Could We Have Some Real Scientists Look At Executions Now, Please?

Last night Arizona became the latest state this year to ineptly carry out an execution. Joseph Wood, who was executed for a 1989 double murder of his ex-girlfriend and her father, either "gasped" or "snored" for two hours before finally expiring.

Many of the people fighting over this seem to think it matters what precise term is used to describe Wood's breathing. It doesn't. However he was breathing, he was not expected to keep doing it for two hours after the execution began. Something went very wrong here. Again.

In order to figure out ex would be nice if states did not insist — as Arizona did, first to the Ninth Circuit and then to the Supreme Court — that they had some kind of right to keep the manner and method of executions under wraps. They do this, the prevailing wisdom goes, because they don't want further trouble with drug suppliers who are feeling queasy about the eventual use of the drug.

But it is precisely this veil of secrecy is what makes the "system" for executing criminals in America operate like a Hollywood movie about a madman scientist from the 1930s. The "science" of executions has never been been a precise one, there's a whole Errol Morris movie kicking around about that. Recent events are only serving to highlight that executions are the province of crackpots.

Even if you happen to believe in the death penalty, there should be something that disturbs you about our current state of affairs. A less desperately inefficient "system," for example, might by now have taken note of the fact that midazolam doesn't work in executions. It would have recorded that evidence from Clayton Lockett's botched execution in Oklahoma. It would have used that knowledge to come up with a more intelligent plan.

Instead, the system blithely used midazolam again last night and... once again, it didn't work properly.

As Andrew Cohen points out, the states' insistence on secrecy about their death penalty procedures prevents this grand American executing tradition from proceeding in anything like a logical manner. Without experts at the table, it's impossible for anyone to be having the kind of careful, evidence-based debate science usually insists on:

These executions are un-American because they preclude prime merchants at the "marketplace of ideas" (medical experts, legal experts, ethicists, etc) from evaluating the efficacy of the drugs and procedures these states are using to execute their citizens. They are un-American because they embrace the immoral premise that it is okay to kill someone in the name of the state not by nobly trying to achieve best practices for such killings, but by actively, persistently, ghoulishly ensuring that those "best practices" cannot be obtained so that there will be "imperfect knowledge" about how the killings are to be done.

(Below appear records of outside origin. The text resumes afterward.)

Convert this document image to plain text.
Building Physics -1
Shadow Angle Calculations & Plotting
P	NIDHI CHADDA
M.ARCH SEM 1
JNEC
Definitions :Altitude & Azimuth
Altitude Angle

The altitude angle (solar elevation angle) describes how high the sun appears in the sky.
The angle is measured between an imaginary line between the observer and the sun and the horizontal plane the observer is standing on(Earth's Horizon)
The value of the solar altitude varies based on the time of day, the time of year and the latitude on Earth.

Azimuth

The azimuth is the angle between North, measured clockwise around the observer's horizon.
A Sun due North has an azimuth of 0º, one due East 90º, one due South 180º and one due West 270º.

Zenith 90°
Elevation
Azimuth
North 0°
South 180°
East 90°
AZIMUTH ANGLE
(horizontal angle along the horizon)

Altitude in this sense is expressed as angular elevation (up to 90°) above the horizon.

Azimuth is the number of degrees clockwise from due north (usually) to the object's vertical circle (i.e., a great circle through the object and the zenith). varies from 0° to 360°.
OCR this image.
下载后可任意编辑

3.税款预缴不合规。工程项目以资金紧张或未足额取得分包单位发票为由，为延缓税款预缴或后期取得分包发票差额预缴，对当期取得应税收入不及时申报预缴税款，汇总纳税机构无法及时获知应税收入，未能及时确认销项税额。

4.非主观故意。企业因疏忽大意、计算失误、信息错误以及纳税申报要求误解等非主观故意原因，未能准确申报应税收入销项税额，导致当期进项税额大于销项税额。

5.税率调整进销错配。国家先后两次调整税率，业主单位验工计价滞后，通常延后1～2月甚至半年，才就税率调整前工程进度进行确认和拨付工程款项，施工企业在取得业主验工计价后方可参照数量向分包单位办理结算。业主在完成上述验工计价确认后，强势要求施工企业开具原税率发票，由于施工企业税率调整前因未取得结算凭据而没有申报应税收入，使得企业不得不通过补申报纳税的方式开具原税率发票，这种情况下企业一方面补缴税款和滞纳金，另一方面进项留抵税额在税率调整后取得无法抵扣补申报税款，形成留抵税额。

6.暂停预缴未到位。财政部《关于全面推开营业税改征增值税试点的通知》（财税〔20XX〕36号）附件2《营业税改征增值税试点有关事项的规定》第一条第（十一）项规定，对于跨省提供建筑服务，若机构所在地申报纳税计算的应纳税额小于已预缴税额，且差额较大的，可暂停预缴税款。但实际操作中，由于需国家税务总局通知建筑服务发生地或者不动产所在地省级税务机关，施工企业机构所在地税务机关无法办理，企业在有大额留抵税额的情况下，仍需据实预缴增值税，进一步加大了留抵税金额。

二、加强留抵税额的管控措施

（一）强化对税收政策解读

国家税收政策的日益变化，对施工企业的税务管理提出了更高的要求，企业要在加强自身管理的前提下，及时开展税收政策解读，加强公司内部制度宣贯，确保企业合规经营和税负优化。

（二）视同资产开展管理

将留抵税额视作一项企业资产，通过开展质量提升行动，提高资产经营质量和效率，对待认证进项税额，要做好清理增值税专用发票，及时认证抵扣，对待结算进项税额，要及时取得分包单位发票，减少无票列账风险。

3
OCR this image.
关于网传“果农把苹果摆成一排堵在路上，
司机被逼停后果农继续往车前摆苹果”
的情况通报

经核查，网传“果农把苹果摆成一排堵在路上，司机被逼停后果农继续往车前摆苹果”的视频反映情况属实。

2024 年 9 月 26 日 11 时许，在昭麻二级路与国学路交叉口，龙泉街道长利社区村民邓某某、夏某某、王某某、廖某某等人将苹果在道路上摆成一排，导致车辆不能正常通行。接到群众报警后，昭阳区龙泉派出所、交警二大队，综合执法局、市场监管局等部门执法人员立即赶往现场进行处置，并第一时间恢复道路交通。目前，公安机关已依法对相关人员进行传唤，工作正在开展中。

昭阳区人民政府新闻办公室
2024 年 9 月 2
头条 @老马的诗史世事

The adults are not even nominally in charge. You don't even necessarily have to get to any analysis of "cruel and unusual punishment" to see that the only guarantee in this state of affairs is a complete circus.

Obviously, some people want that. Given how hard states have fought to keep these practices secret, and how many courts have managed to believe their assurances, it's hard not to imagine that for some of them there is a perverse pleasure in all this. The one thing all this confusion over drugs has managed to do successfully is replicate the vengeful chaos of a stoning in the town square.